Letter: A sliver of hope for Medicaid providers

Published: 6/12/2019 12:01:23 AM

With the passage of the Senate budget in Concord, hope remains for the state’s beleaguered Medicaid providers.

Partisans disagreed over budget aspects, yet support for increased Medicaid care funding was unanimous. While those increases were much less than those in Senate Bill 308, a bipartisan health care workforce bill, they might at least keep pace with inflation.

For nursing homes, for example, the average Medicaid rate went up only .17% on Jan. 1, and is projected to go up .76% on July 1. Yet in New England, the Consumer Price Index rose 1.3% just between February and April. As New Hampshire also has the nation’s lowest unemployment, coupled with the region’s worst Medicaid funding, providers face a workforce catastrophe. That’s true for everyone, including those providing in-home care.

The spring 2019 Granite State Poll found 63% of residents would increase Medicaid care funding at the expense of the state’s Rainy Day Fund. As it turns out, that fund receives $125.7 million under the Senate’s budget, making it flusher than ever. In the coming budget reconciliation process, all parties – House, Senate and Gov. Sununu – must preserve the Senate’s Medicaid funding increases.
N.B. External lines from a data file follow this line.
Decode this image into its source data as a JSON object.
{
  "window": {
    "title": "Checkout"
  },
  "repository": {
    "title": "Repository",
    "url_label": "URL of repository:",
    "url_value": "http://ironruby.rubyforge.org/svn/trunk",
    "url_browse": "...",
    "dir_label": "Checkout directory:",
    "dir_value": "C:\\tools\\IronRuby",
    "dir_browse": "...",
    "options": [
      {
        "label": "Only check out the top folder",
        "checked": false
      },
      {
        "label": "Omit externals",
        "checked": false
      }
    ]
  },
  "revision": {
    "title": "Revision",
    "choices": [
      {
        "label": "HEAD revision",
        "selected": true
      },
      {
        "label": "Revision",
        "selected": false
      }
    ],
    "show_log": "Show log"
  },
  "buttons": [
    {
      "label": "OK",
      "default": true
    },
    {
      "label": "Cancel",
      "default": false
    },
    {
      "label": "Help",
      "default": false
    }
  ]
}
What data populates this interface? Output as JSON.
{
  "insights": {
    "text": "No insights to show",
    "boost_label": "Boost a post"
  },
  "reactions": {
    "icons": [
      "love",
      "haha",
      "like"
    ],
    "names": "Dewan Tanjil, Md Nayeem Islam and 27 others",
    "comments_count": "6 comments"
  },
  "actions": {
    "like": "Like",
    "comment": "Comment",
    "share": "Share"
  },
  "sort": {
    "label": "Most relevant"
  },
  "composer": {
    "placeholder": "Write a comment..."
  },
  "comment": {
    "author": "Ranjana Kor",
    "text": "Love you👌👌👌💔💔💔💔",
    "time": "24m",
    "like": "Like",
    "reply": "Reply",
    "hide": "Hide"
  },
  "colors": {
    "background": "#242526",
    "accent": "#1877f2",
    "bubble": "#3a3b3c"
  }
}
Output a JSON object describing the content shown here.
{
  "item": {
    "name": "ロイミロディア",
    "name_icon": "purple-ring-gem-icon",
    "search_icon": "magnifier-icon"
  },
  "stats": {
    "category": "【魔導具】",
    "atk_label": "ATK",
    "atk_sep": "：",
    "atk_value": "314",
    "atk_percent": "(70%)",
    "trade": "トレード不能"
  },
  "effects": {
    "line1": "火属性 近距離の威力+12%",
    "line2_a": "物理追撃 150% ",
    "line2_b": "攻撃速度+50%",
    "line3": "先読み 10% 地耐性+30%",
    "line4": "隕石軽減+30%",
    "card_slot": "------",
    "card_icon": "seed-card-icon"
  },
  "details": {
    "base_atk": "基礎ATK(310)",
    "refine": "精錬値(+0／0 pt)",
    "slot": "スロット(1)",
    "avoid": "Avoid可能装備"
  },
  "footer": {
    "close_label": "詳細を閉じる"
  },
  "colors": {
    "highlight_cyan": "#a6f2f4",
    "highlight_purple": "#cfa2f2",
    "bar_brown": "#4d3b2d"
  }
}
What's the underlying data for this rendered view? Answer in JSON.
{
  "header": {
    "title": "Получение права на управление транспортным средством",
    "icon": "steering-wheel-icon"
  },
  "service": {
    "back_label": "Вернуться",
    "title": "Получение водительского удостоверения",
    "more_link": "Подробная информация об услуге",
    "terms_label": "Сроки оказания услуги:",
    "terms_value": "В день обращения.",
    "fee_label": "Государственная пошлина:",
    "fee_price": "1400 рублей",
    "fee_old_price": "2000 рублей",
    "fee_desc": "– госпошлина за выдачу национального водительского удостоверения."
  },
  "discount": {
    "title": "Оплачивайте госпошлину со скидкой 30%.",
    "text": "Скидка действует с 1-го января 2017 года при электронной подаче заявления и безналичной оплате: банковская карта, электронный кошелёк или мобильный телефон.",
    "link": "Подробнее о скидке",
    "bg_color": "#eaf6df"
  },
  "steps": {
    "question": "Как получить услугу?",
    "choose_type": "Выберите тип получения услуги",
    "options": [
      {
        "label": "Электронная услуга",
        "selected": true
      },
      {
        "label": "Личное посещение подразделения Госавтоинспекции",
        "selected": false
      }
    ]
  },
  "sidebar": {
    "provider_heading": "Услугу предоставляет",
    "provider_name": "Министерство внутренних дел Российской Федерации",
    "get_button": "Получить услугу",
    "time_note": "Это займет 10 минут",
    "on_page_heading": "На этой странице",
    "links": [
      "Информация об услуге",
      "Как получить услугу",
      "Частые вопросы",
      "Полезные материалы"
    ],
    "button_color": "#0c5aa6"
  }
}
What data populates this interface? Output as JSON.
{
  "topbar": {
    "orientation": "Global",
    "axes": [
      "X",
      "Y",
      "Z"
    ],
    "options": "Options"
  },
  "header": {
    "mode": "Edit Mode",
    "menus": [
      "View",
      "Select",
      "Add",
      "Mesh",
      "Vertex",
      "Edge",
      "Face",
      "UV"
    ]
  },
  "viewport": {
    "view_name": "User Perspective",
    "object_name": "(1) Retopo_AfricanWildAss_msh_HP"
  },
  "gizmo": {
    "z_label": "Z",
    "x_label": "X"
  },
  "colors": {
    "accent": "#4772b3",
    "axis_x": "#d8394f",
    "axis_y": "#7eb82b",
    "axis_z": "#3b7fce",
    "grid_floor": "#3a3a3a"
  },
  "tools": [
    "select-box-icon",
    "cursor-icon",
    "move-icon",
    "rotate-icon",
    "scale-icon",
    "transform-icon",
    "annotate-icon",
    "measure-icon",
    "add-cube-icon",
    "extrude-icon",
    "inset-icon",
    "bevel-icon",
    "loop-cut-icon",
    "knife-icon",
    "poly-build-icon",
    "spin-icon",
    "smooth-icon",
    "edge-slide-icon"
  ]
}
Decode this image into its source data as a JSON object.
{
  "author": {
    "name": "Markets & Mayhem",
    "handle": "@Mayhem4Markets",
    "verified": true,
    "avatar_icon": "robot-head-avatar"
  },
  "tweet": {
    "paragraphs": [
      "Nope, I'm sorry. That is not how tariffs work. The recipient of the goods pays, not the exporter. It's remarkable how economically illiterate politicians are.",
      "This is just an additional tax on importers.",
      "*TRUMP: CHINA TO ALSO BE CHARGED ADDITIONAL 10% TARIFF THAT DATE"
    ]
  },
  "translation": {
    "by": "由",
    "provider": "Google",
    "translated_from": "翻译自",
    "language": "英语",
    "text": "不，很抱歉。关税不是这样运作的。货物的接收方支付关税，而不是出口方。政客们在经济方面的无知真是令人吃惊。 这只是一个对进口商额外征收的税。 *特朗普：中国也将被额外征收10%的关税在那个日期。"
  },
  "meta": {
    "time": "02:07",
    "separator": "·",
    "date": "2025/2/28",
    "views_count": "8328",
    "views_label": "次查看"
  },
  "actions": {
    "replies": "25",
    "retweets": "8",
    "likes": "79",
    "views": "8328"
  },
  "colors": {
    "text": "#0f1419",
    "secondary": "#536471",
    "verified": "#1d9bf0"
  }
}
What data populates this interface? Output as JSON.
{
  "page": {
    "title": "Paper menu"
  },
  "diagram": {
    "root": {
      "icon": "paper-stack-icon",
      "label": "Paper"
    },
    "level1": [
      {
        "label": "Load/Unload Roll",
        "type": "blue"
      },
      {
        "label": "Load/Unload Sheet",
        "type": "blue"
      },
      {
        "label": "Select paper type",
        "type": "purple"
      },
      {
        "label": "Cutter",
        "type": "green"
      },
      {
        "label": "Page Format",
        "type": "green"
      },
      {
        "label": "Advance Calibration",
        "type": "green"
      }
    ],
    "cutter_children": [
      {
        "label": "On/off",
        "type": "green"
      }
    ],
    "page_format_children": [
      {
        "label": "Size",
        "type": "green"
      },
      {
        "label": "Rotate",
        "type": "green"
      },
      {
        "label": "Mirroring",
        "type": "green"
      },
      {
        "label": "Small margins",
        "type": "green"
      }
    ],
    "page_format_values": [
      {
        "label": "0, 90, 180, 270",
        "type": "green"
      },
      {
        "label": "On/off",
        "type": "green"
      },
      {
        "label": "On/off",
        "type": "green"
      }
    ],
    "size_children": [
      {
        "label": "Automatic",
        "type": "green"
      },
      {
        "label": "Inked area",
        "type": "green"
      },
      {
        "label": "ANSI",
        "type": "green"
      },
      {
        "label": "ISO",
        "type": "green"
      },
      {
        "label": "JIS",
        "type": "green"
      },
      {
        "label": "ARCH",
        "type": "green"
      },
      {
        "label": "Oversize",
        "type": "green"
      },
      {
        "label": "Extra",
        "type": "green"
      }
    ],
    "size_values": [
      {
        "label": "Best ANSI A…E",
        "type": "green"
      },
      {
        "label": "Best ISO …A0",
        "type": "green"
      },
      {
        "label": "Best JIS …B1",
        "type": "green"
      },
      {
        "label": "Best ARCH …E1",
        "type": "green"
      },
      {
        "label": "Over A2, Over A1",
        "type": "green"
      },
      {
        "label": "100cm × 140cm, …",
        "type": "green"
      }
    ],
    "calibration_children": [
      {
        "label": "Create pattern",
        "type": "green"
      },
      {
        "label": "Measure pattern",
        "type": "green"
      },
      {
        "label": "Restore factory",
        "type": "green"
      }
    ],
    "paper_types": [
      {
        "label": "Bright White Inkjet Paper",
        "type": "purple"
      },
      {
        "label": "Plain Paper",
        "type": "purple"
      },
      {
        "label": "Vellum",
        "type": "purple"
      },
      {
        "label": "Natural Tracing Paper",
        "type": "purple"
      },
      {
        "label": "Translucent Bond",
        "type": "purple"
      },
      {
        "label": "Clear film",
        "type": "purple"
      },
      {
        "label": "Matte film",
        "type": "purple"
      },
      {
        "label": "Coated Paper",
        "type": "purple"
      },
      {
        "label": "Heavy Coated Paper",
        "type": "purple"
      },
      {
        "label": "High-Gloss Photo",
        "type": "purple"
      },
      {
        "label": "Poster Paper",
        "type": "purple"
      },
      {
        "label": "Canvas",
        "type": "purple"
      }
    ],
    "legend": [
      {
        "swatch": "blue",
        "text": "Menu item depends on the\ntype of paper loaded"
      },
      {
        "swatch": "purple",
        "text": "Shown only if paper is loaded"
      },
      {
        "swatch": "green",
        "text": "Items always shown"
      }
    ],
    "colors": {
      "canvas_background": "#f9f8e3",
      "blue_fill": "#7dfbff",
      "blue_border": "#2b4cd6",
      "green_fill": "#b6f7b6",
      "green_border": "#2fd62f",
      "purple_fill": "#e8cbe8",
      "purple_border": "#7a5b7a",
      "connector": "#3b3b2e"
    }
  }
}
New Hampshire cannot be an island of funding neglect. Compassion should be bipartisan, as it is elsewhere. A host of Republican-led states dramatically increased care funding this year by over 10%, including Nebraska, Oklahoma and South Dakota. We have the nation’s second-oldest population, and failure to invest in care now will lead to disaster.



(The writer is president and CEO of the New Hampshire Health Care Association.)